Sound Machine
Here will come a log of the sound machine project.
The Oscillator
In steps: Step 1: the voltage is connected. Current starts flowing. The entire voltage drop is over the 2 resistors - the capacitor has equal charges on both sides and no potential drop. The voltage drop over the resistors is R*I.
Step 2: the capacitor starts filling up - the current decreases. The voltage drop is shared between the resistors and the capacitor, where electrons are bustling and wanting to get over to the other side.
Step 3: the voltage over the capacitor, which is the same as the voltage over the transistor + diode, reaches the voltage value for avalanche breakdown of the transistor - the electrons thunder through the transistor and the capacitor once again has equal charges on both sides and no potential drop.
Here is a picture of the outputsignal on an oscilloscope.
Our outputsignal is over the diode. An led usually needs a few volts to light up. The outputsignal we get over the transistor is a sawtooth pattern varying about 10 millivolts from top to bottom. The instantaneous rise is assumed to be the avalanche, where the voltage drop over diode + transistor switches to only diode. Kerry Wong writes: 'the capacitor is only charged briefly to a fraction of the supply voltage before avalanche breakdown occurs'. When the breakdown happens the voltage drop 12V minus the drop over the two inital resistors is only over the diode, so therefore the spike. As the capacitor discharges the voltage drops. The discharge is not as instantaneous as one might expect given the term 'avalanche', but this is consistent with Wongs results (different paper).

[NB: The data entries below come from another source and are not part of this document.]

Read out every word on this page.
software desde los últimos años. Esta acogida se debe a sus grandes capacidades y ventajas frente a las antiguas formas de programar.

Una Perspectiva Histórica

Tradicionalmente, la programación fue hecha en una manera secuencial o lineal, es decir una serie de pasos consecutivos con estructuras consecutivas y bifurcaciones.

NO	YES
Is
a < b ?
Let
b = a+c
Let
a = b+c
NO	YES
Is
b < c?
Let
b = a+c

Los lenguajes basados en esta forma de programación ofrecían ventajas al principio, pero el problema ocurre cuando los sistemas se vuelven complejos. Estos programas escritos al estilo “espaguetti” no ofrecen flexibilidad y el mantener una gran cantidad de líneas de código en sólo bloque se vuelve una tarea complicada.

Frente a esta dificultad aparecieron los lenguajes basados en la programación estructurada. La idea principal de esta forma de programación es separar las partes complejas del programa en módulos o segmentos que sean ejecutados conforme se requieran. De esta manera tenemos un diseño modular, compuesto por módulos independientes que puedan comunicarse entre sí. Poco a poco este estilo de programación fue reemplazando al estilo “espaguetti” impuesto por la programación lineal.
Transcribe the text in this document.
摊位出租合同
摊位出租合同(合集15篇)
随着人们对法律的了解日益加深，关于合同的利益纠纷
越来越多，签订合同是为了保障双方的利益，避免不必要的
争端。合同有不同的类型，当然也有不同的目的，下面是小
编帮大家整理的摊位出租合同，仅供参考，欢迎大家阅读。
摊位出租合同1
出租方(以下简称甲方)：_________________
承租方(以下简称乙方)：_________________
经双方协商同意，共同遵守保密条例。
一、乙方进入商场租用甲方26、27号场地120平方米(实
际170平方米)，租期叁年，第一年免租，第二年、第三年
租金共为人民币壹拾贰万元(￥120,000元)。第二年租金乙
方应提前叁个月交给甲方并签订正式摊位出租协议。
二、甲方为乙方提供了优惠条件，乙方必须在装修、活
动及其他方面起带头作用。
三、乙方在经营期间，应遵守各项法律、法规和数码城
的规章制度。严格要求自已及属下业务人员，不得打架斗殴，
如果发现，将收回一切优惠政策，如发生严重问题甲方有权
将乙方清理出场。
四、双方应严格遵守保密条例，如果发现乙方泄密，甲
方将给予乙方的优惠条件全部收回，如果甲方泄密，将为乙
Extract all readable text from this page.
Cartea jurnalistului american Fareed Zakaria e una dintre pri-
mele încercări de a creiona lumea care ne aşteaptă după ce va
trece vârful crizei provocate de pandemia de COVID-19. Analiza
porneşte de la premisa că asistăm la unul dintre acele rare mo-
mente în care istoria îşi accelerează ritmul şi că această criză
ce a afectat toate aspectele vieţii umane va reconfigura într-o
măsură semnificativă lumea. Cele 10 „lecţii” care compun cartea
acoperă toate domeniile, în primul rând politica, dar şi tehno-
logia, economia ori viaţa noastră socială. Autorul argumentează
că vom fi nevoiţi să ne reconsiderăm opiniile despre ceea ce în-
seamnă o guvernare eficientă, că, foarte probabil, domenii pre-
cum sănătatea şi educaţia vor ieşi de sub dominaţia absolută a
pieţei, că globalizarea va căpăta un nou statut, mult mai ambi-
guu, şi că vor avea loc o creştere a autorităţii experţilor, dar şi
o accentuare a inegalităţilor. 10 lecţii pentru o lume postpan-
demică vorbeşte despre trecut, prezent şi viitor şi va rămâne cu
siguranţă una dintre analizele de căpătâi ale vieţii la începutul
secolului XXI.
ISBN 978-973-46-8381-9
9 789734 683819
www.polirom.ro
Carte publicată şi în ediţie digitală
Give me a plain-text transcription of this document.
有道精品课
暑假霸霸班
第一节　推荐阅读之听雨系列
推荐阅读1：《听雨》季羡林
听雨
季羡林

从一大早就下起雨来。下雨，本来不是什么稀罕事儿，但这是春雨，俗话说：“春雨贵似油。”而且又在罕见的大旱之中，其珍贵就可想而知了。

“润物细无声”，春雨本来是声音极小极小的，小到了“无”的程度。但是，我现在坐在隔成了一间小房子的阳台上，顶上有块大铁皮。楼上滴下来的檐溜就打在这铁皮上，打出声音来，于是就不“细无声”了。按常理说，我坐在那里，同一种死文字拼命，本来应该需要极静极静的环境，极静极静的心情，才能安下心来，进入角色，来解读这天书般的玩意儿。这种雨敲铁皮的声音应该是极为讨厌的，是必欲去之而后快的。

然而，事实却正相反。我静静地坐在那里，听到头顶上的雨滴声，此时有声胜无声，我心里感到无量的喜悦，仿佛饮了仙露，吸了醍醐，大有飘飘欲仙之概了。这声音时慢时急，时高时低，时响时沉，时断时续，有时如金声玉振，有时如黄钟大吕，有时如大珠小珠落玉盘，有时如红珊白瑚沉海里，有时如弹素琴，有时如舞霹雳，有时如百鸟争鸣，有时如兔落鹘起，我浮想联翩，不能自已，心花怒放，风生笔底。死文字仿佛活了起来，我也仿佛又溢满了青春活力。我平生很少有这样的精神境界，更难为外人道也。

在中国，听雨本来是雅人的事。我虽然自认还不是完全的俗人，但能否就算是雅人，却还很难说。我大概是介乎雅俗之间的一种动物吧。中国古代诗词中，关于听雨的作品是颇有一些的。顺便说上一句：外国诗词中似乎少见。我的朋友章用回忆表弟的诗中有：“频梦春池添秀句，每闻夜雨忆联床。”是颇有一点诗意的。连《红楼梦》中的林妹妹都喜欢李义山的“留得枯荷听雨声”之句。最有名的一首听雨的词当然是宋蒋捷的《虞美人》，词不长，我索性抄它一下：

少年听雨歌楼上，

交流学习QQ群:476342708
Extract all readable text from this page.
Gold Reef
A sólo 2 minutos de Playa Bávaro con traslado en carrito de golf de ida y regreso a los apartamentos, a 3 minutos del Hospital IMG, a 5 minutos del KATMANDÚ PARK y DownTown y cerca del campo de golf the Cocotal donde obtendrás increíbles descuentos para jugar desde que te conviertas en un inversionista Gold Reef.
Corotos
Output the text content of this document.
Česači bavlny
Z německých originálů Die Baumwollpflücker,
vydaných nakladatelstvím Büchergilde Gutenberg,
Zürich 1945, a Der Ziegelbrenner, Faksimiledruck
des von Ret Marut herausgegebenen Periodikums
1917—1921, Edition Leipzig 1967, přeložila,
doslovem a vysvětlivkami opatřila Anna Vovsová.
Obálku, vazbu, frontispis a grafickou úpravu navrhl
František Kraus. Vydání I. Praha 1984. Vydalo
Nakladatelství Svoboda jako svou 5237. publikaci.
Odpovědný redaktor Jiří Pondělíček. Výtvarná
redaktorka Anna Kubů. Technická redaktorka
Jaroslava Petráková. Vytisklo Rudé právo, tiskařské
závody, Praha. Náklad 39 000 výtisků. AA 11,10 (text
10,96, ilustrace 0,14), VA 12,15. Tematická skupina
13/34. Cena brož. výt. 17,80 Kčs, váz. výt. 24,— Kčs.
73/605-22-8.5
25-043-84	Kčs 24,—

Question: According to Wong a voltage drop of 100 V is necessary in order to trigger an avalanche - why does our oscillator (and lookmumnocomputers) work with 12V? Qustion: Is the variation in millivolts happening above a baseline that is a few volts? IE is the voltage over the transistor just under the threshold to begin with? This seems consistent with measurements - the voltage when measured with a multimeter is on the order of 1 V.